今日のお相手は前々から口説いているチョット大柄だけど心優しい女性。先日のLINEで「俺たちつきあっているしね」なんて送ったら「えー。いつコクられた~?」と明るい文章を送ってくる気がおけないヒトだ。いつもの席の予約もさることながら今日のためにちゃんと仕込みもしてきた。
「LINEにさぁ」
「うん?」
「『いつコクられた~?』って書いたよね」
「うん」
「いま」
と言って真っ赤なバラの花を差し出す。
「えっ」
「付き合ってよ」
「えー、どうしようかなぁ」
と笑顔で言う様子はまんざらでもなさそう。

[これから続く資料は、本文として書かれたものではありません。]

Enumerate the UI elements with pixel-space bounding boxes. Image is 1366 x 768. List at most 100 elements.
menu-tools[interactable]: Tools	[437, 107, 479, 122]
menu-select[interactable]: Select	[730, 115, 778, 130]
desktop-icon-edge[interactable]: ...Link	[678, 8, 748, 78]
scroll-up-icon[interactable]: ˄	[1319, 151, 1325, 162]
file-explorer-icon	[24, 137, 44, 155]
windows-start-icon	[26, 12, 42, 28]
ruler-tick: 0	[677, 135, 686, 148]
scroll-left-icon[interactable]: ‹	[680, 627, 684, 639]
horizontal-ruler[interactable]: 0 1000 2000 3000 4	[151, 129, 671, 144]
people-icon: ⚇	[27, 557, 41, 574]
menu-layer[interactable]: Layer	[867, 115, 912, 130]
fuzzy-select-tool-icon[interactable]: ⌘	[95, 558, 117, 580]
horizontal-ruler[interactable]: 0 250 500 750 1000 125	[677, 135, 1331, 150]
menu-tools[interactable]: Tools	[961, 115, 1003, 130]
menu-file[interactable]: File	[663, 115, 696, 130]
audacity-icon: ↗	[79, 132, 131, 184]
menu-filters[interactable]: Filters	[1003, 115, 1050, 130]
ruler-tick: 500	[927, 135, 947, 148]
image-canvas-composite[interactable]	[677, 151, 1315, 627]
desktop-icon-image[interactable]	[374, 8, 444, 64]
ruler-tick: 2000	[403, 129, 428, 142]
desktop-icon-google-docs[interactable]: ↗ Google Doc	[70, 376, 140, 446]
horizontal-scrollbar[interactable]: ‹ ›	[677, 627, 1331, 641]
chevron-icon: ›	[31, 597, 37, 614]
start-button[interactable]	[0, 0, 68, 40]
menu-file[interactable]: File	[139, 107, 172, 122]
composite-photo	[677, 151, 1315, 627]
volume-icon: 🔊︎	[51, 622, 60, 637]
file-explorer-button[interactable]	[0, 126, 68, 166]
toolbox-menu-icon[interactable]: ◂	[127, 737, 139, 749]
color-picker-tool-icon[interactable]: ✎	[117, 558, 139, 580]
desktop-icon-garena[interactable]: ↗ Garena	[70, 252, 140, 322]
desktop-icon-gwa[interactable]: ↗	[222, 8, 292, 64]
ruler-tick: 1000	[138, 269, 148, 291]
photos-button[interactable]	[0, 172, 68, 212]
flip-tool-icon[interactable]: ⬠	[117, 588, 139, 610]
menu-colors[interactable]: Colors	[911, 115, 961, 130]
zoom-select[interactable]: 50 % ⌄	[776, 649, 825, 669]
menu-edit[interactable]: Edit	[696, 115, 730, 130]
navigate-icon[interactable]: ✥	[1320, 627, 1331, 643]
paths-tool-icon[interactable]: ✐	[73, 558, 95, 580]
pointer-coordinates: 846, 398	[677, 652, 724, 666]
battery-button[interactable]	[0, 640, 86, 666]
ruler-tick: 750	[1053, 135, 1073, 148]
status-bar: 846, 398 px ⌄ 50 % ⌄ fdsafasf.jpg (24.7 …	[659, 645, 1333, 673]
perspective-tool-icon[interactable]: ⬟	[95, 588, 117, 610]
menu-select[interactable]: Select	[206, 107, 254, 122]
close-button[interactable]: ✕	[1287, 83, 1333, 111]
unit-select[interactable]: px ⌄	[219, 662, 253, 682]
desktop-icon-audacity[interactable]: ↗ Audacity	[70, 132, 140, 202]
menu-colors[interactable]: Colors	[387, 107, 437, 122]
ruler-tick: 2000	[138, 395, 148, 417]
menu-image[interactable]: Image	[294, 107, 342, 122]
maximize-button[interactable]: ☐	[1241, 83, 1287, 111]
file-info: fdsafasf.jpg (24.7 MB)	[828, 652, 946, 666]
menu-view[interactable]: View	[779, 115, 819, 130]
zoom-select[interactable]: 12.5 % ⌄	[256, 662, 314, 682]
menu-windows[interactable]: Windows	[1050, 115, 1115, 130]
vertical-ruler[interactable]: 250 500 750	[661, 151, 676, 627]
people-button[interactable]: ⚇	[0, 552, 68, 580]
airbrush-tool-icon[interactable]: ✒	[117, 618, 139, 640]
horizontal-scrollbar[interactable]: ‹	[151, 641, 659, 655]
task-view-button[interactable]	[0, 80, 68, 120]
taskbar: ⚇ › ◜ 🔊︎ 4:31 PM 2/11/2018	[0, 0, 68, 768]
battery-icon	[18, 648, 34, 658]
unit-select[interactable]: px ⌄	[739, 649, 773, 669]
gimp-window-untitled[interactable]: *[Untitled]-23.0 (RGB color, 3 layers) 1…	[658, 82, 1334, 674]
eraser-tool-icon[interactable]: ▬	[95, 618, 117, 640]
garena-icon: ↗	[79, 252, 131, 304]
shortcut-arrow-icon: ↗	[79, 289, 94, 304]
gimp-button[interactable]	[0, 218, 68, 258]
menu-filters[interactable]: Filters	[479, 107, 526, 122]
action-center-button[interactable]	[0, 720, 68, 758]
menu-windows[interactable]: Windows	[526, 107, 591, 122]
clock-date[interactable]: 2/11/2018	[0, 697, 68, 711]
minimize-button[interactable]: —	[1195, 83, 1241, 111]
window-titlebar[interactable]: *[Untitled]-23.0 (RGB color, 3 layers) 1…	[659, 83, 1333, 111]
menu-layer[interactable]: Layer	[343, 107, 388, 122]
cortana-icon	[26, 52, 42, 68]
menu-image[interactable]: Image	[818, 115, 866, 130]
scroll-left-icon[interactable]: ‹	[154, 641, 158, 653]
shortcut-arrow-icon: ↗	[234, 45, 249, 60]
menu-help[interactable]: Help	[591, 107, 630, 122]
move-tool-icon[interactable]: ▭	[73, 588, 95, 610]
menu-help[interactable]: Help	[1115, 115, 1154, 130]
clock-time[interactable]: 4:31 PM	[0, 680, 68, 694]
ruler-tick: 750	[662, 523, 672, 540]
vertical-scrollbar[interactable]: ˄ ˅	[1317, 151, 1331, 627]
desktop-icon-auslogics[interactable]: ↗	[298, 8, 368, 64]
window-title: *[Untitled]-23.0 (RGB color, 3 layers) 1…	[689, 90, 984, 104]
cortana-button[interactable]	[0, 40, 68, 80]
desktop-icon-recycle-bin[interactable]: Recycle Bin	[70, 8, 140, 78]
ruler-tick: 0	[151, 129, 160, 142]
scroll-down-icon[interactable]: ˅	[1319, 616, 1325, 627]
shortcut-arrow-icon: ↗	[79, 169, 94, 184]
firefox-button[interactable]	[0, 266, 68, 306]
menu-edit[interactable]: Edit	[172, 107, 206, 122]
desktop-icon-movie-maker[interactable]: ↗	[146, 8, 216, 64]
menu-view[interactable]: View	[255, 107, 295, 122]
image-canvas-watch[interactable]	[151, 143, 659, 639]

よし、あと一押しで落とせる。
演奏が終わってオーナーが席に挨拶に来た。
「多和田さんこんばんは。ありがとうございます」
「こんばんは」
他愛もない会話を終えてオーナーが戻っていくと馴染みのピアニストが駆け寄ってきた。
「多和田さんっ!いつもありがとうございます!」
ちょっと血の気が引いた。案の定となりの席から一言漏れてきた。
「いつも?」
・・・終わったな。
そういえば最後に流れていた曲は「My Foolish Heart(愚かなり我が心)」だったなぁ・・・。